Use common Git commands to push configuration changes to the repository:

# cd your/path/to/repo
git add conf.d pipeline python.d

# Add any conf or pipeline to path conf.d/pipeline/python.d...

git commit -m "init datakit repo"

# Push the repo to YOUR GitHub (ssh or https)
git remote add origin ssh://git@github.com/PATH/TO/datakit-confs.git
git push origin --all

Configure the Repository in DataKit¶

Enable the git_repos feature in the datakit.conf configuration file, locate git_repos, as shown below:

[[git_repos.repo]]
    enable = true # Enable the repo

    ###########################################
    # Git support http/git/ssh authentication
    ###########################################
    url = "http://username:password@github.com/PATH/TO/datakit-confs.git" 

    branch = "master" # Specify which branch to pull

    # git/ssh authentication requires key-path key-password configuration
    # url = "git@github.com:PATH/TO/datakit-confs.git"
    # url = "ssh://git@github.com/PATH/TO/datakit-confs.git"
    # ssh_private_key_path = "/Users/username/.ssh/id_rsa"
    # ssh_private_key_password = "<YOUR-PASSWORD>"

If the password contains special characters, refer to here.

Restart DataKit¶

After the configuration is complete, restart DataKit. After a short wait, you can check the status of the collectors through DataKit Monitor.

Git Usage in Kubernetes¶

Refer to here.

FAQ¶

Error: authentication required¶

This error may occur in the following situations.

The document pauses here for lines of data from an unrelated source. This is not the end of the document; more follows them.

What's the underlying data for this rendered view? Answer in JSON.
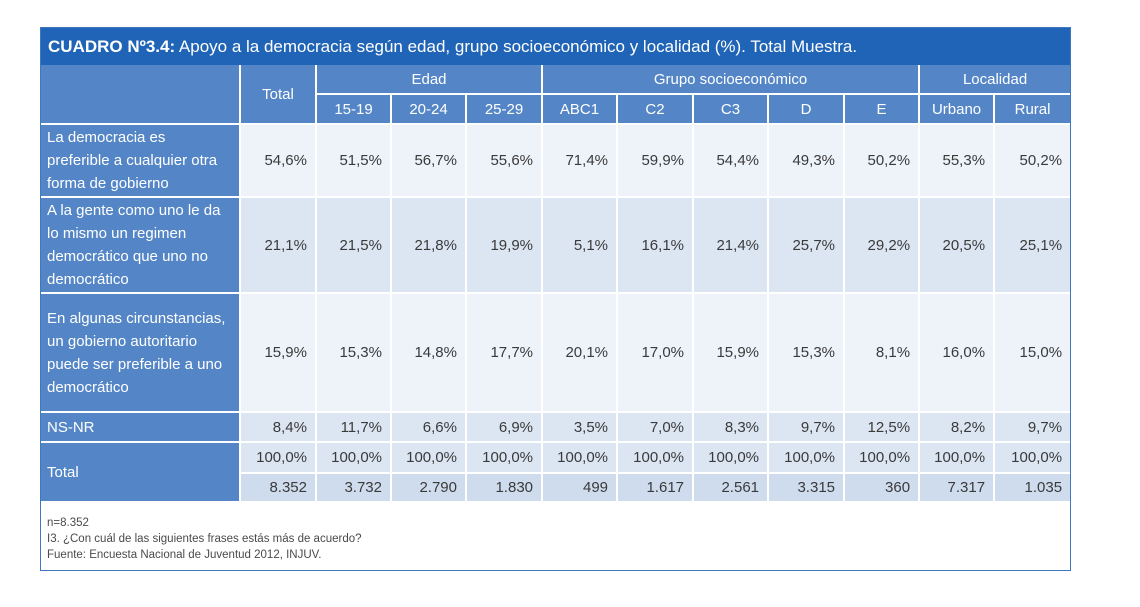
{
  "title": {
    "code": "CUADRO Nº3.4:",
    "text": " Apoyo a la democracia según edad, grupo socioeconómico y localidad (%). Total Muestra."
  },
  "header": {
    "total": "Total",
    "groups": {
      "edad": "Edad",
      "gse": "Grupo socioeconómico",
      "localidad": "Localidad"
    },
    "columns": [
      "15-19",
      "20-24",
      "25-29",
      "ABC1",
      "C2",
      "C3",
      "D",
      "E",
      "Urbano",
      "Rural"
    ]
  },
  "rows": [
    {
      "label": "La democracia es preferible a cualquier otra forma de gobierno",
      "values": [
        "54,6%",
        "51,5%",
        "56,7%",
        "55,6%",
        "71,4%",
        "59,9%",
        "54,4%",
        "49,3%",
        "50,2%",
        "55,3%",
        "50,2%"
      ]
    },
    {
      "label": "A la gente como uno le da lo mismo un regimen democrático que uno no democrático",
      "values": [
        "21,1%",
        "21,5%",
        "21,8%",
        "19,9%",
        "5,1%",
        "16,1%",
        "21,4%",
        "25,7%",
        "29,2%",
        "20,5%",
        "25,1%"
      ]
    },
    {
      "label": "En algunas circunstancias, un gobierno autoritario puede ser preferible a uno democrático",
      "values": [
        "15,9%",
        "15,3%",
        "14,8%",
        "17,7%",
        "20,1%",
        "17,0%",
        "15,9%",
        "15,3%",
        "8,1%",
        "16,0%",
        "15,0%"
      ]
    },
    {
      "label": "NS-NR",
      "values": [
        "8,4%",
        "11,7%",
        "6,6%",
        "6,9%",
        "3,5%",
        "7,0%",
        "8,3%",
        "9,7%",
        "12,5%",
        "8,2%",
        "9,7%"
      ]
    }
  ],
  "total_row": {
    "label": "Total",
    "percent": [
      "100,0%",
      "100,0%",
      "100,0%",
      "100,0%",
      "100,0%",
      "100,0%",
      "100,0%",
      "100,0%",
      "100,0%",
      "100,0%",
      "100,0%"
    ],
    "counts": [
      "8.352",
      "3.732",
      "2.790",
      "1.830",
      "499",
      "1.617",
      "2.561",
      "3.315",
      "360",
      "7.317",
      "1.035"
    ]
  },
  "notes": [
    "n=8.352",
    "I3. ¿Con cuál de las siguientes frases estás más de acuerdo?",
    "Fuente: Encuesta Nacional de Juventud 2012, INJUV."
  ]
}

If using SSH, it is generally because the provided key is incorrect. If using HTTP, it may be due to:

Incorrect username and password provided
The protocol for the git address is filled in incorrectly

For example, the original address is

https://username:password@github.com/path/to/repository.git

And it was written as

http://username:password@github.com/path/to/repository.git

That is, https was changed to http, which will also result in this error. Change http to https here to resolve it.

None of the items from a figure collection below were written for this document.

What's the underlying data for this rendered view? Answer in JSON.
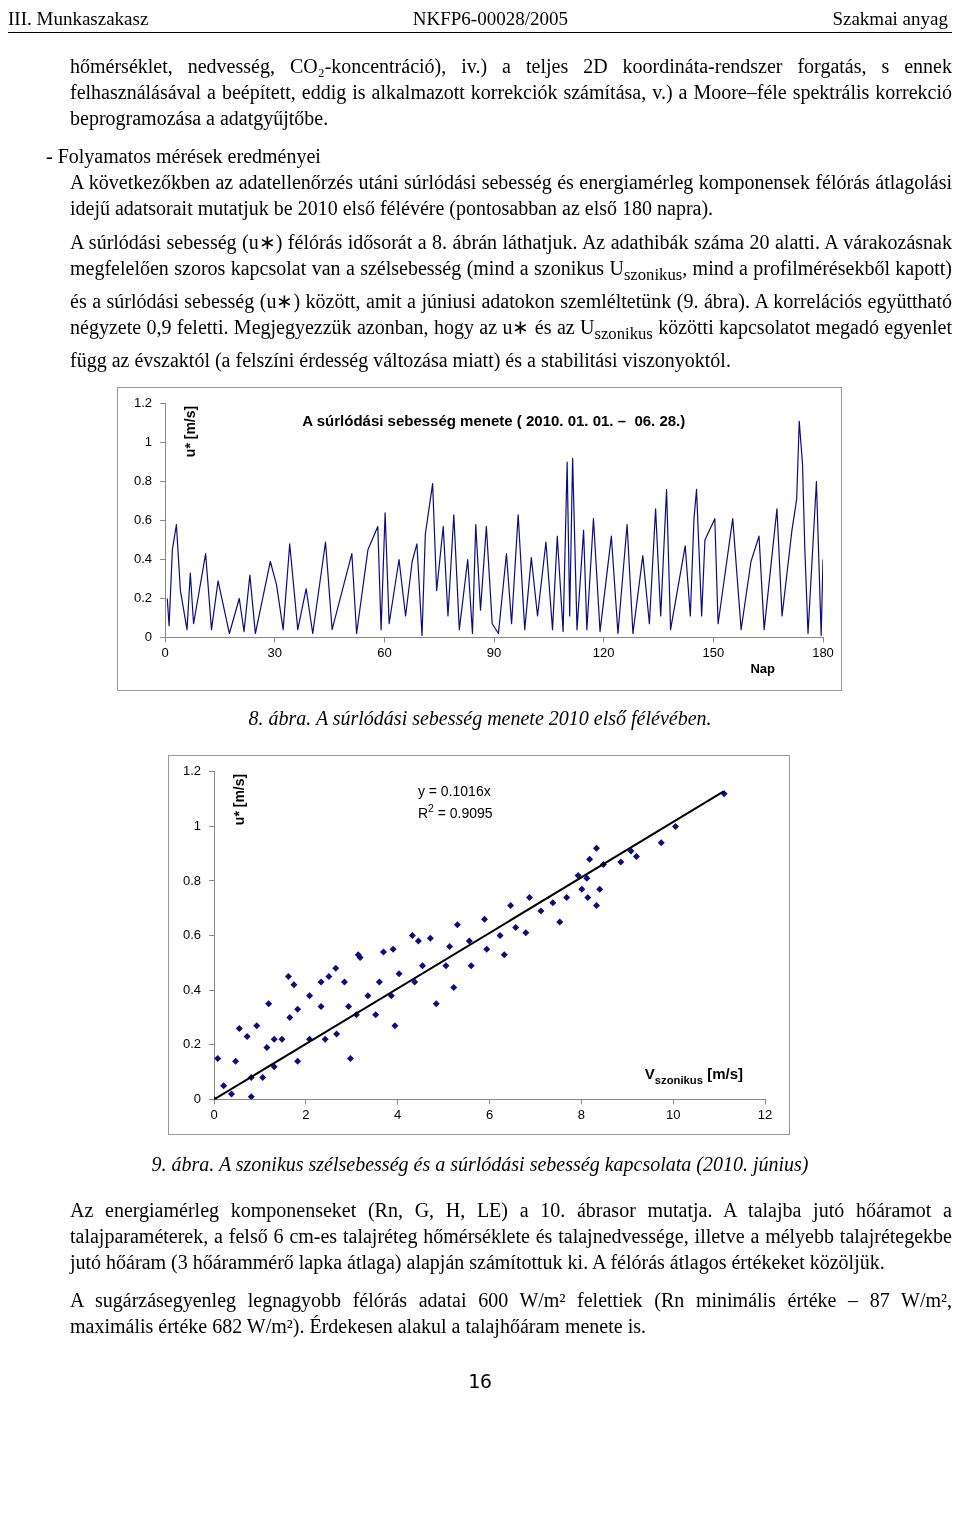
{
  "chart_data": [
    {
      "type": "line",
      "title": "A súrlódási sebesség menete ( 2010. 01. 01. –  06. 28.)",
      "xlabel": "Nap",
      "ylabel": "u* [m/s]",
      "xlim": [
        0,
        180
      ],
      "xticks": [
        0,
        30,
        60,
        90,
        120,
        150,
        180
      ],
      "ylim": [
        0,
        1.2
      ],
      "yticks": [
        0,
        0.2,
        0.4,
        0.6,
        0.8,
        1,
        1.2
      ],
      "grid": false,
      "legend": false,
      "marker": "none",
      "series": [
        {
          "color": "#0c0c80",
          "x": [
            0.6,
            1.1,
            2.0,
            3.1,
            4.2,
            6,
            6.9,
            7.8,
            11.1,
            12.7,
            14.5,
            17.6,
            20.3,
            21.6,
            23.2,
            24.7,
            28.8,
            30.5,
            32.3,
            34.1,
            36.3,
            38.6,
            40.4,
            43.9,
            45.7,
            51.1,
            52.4,
            55.5,
            58.2,
            59.1,
            60.2,
            61.3,
            64.0,
            65.8,
            67.6,
            68.9,
            70.3,
            71.2,
            73.2,
            74.3,
            76.1,
            77.4,
            79.0,
            80.5,
            82.8,
            84.1,
            85.0,
            86.3,
            87.9,
            89.5,
            91.2,
            93.4,
            94.8,
            96.6,
            98.4,
            100.2,
            101.9,
            104.2,
            106,
            107.3,
            108.9,
            110.0,
            110.7,
            111.5,
            112.7,
            114.5,
            115.4,
            117.2,
            119,
            122.1,
            123.9,
            126.4,
            128,
            130.7,
            132.5,
            134.2,
            135.6,
            137.2,
            138.3,
            142.3,
            143.7,
            144.7,
            145.4,
            146.8,
            147.7,
            150.4,
            151.3,
            155.3,
            157.6,
            160.3,
            162.5,
            163.9,
            167.4,
            168.8,
            171.5,
            172.8,
            173.5,
            174.4,
            175,
            175.9,
            178.2,
            179.5,
            180
          ],
          "values": [
            0.2,
            0.06,
            0.45,
            0.58,
            0.24,
            0.04,
            0.33,
            0.07,
            0.43,
            0.04,
            0.29,
            0.02,
            0.2,
            0.03,
            0.32,
            0.02,
            0.39,
            0.27,
            0.04,
            0.48,
            0.04,
            0.25,
            0.02,
            0.49,
            0.04,
            0.43,
            0.02,
            0.45,
            0.57,
            0.04,
            0.64,
            0.07,
            0.4,
            0.11,
            0.39,
            0.48,
            0.01,
            0.53,
            0.79,
            0.24,
            0.57,
            0.11,
            0.63,
            0.04,
            0.4,
            0.02,
            0.58,
            0.14,
            0.57,
            0.07,
            0.02,
            0.43,
            0.07,
            0.63,
            0.04,
            0.41,
            0.11,
            0.49,
            0.04,
            0.52,
            0.03,
            0.9,
            0.11,
            0.92,
            0.04,
            0.55,
            0.04,
            0.61,
            0.03,
            0.52,
            0.02,
            0.58,
            0.02,
            0.42,
            0.07,
            0.66,
            0.11,
            0.76,
            0.04,
            0.47,
            0.11,
            0.61,
            0.76,
            0.11,
            0.5,
            0.61,
            0.07,
            0.61,
            0.04,
            0.39,
            0.52,
            0.04,
            0.66,
            0.11,
            0.55,
            0.71,
            1.11,
            0.89,
            0.47,
            0.02,
            0.8,
            0.01,
            0.4
          ]
        }
      ],
      "annotations": [
        "III. Munkaszakasz",
        "NKFP6-00028/2005",
        "Szakmai anyag",
        "hőmérséklet, nedvesség, CO₂-koncentráció), iv.) a teljes 2D koordináta-rendszer forgatás, s ennek felhasználásával a beépített, eddig is alkalmazott korrekciók számítása, v.) a Moore–féle spektrális korrekció beprogramozása a adatgyűjtőbe.",
        "- Folyamatos mérések eredményei",
        "A következőkben az adatellenőrzés utáni súrlódási sebesség és energiamérleg komponensek félórás átlagolási idejű adatsorait mutatjuk be 2010 első félévére (pontosabban az első 180 napra).",
        "A súrlódási sebesség (u∗) félórás idősorát a 8. ábrán láthatjuk. Az adathibák száma 20 alatti. A várakozásnak megfelelően szoros kapcsolat van a szélsebesség (mind a szonikus U$_{szonikus}$, mind a profilmérésekből kapott) és a súrlódási sebesség (u∗) között, amit a júniusi adatokon szemléltetünk (9. ábra). A korrelációs együttható négyzete 0,9 feletti. Megjegyezzük azonban, hogy az u∗ és az U$_{szonikus}$ közötti kapcsolatot megadó egyenlet függ az évszaktól (a felszíni érdesség változása miatt) és a stabilitási viszonyoktól.",
        "8. ábra. A súrlódási sebesség menete 2010 első félévében."
      ]
    },
    {
      "type": "scatter",
      "xlabel": "V$_{szonikus}$ [m/s]",
      "ylabel": "u* [m/s]",
      "xlim": [
        0,
        12
      ],
      "xticks": [
        0,
        2,
        4,
        6,
        8,
        10,
        12
      ],
      "ylim": [
        0,
        1.2
      ],
      "yticks": [
        0,
        0.2,
        0.4,
        0.6,
        0.8,
        1,
        1.2
      ],
      "grid": false,
      "legend": false,
      "series": [
        {
          "type": "scatter",
          "color": "#0c0c80",
          "marker": "diamond",
          "x": [
            0,
            0.08,
            0.21,
            0.38,
            0.55,
            0.47,
            0.81,
            0.81,
            0.72,
            0.93,
            1.19,
            1.15,
            1.06,
            1.31,
            1.48,
            1.62,
            1.74,
            1.65,
            1.82,
            1.82,
            2.08,
            2.08,
            2.33,
            2.5,
            2.65,
            2.42,
            2.67,
            2.84,
            2.97,
            3.14,
            3.1,
            3.35,
            3.52,
            3.69,
            3.6,
            3.9,
            3.94,
            4.03,
            4.32,
            4.45,
            4.37,
            4.54,
            4.71,
            4.84,
            5.05,
            5.22,
            5.13,
            5.3,
            5.56,
            5.6,
            5.89,
            5.94,
            6.23,
            6.32,
            6.46,
            6.57,
            6.79,
            6.87,
            7.12,
            7.53,
            7.38,
            7.68,
            7.93,
            8.01,
            8.12,
            8.14,
            8.33,
            8.33,
            8.4,
            8.18,
            8.48,
            8.86,
            9.08,
            9.2,
            9.74,
            10.05,
            11.11,
            2.93,
            2.33,
            3.86,
            1.31,
            3.18
          ],
          "values": [
            0,
            0.15,
            0.05,
            0.02,
            0.26,
            0.14,
            0.08,
            0.01,
            0.23,
            0.27,
            0.35,
            0.19,
            0.08,
            0.12,
            0.22,
            0.45,
            0.42,
            0.3,
            0.14,
            0.33,
            0.22,
            0.38,
            0.34,
            0.45,
            0.48,
            0.22,
            0.24,
            0.43,
            0.15,
            0.53,
            0.31,
            0.38,
            0.31,
            0.54,
            0.43,
            0.55,
            0.27,
            0.46,
            0.6,
            0.58,
            0.43,
            0.49,
            0.59,
            0.35,
            0.49,
            0.41,
            0.56,
            0.64,
            0.58,
            0.49,
            0.66,
            0.55,
            0.6,
            0.53,
            0.71,
            0.63,
            0.61,
            0.74,
            0.69,
            0.65,
            0.72,
            0.74,
            0.82,
            0.77,
            0.81,
            0.74,
            0.71,
            0.92,
            0.77,
            0.88,
            0.86,
            0.87,
            0.91,
            0.89,
            0.94,
            1.0,
            1.12,
            0.34,
            0.43,
            0.38,
            0.22,
            0.52
          ]
        },
        {
          "type": "line",
          "color": "#000000",
          "marker": "none",
          "line_style": "solid",
          "x": [
            0,
            11.1
          ],
          "values": [
            0,
            1.128
          ]
        }
      ],
      "annotations": [
        "y = 0.1016x",
        "R$^{2}$ = 0.9095",
        "9. ábra. A szonikus szélsebesség és a súrlódási sebesség kapcsolata (2010. június)",
        "Az energiamérleg komponenseket (Rn, G, H, LE) a 10. ábrasor mutatja. A talajba jutó hőáramot a talajparaméterek, a felső 6 cm-es talajréteg hőmérséklete és talajnedvessége, illetve a mélyebb talajrétegekbe jutó hőáram (3 hőárammérő lapka átlaga) alapján számítottuk ki. A félórás átlagos értékeket közöljük.",
        "A sugárzásegyenleg legnagyobb félórás adatai 600 W/m² felettiek (Rn minimális értéke – 87 W/m², maximális értéke 682 W/m²). Érdekesen alakul a talajhőáram menete is.",
        "16"
      ]
    }
  ]
}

Repository Directory Constraints¶

The Git repository must be stored with the following directory structure for various configurations:

+── conf.d    # 
├── pipeline  # Dedicated to storing pipeline scripts
└── python.d  # Store python scripts

Among them:

conf.d is dedicated to storing collector configurations, and its subdirectories can be planned arbitrarily (subdirectories are allowed), any collector configuration file just needs to end with .conf
pipeline is used to store Pipeline scripts, and it is recommended to plan Pipeline scripts according to data type
python.d is used to store Python scripts

Here is an example of DataKit's directory structure after Git synchronization is enabled:

DataKit root directory
├── conf.d   # Default main configuration directory
├── pipeline # Top-level Pipeline scripts
├── python.d # Top-level python scripts
└── gitrepos
    ├── repo-1        # Repository 1
    │   ├── conf.d    # Dedicated to storing collector configurations
    │   ├── pipeline  # Dedicated to storing pipeline scripts
    │   └── python.d  # Store python scripts
    └── repo-2        # Repository 2
        ├── ...

Git Configuration Loading Mechanism¶

After Git synchronization is enabled, the configuration (.conf/pipeline) priority is defined as follows:

All collector configurations are loaded from the gitrepos directory
The order of Git repository loading is based on the order in which they appear in datakit.conf
For Pipeline, the first found Pipeline file is used. As shown in the example, when looking for nginx.p, if found in repo-1, it will not look in repo-2. If neither of these repositories has nginx.p, then look in the top-level Pipeline directory. The search mechanism for Python is the same.

Attention

After enabling the remote Pipeline feature, the first loaded Pipeline is the one synchronized from the center.

After enabling Git synchronization, the original collector configurations in the conf.d directory will no longer be effective. In addition, the main configuration datakit.conf cannot be managed through Git.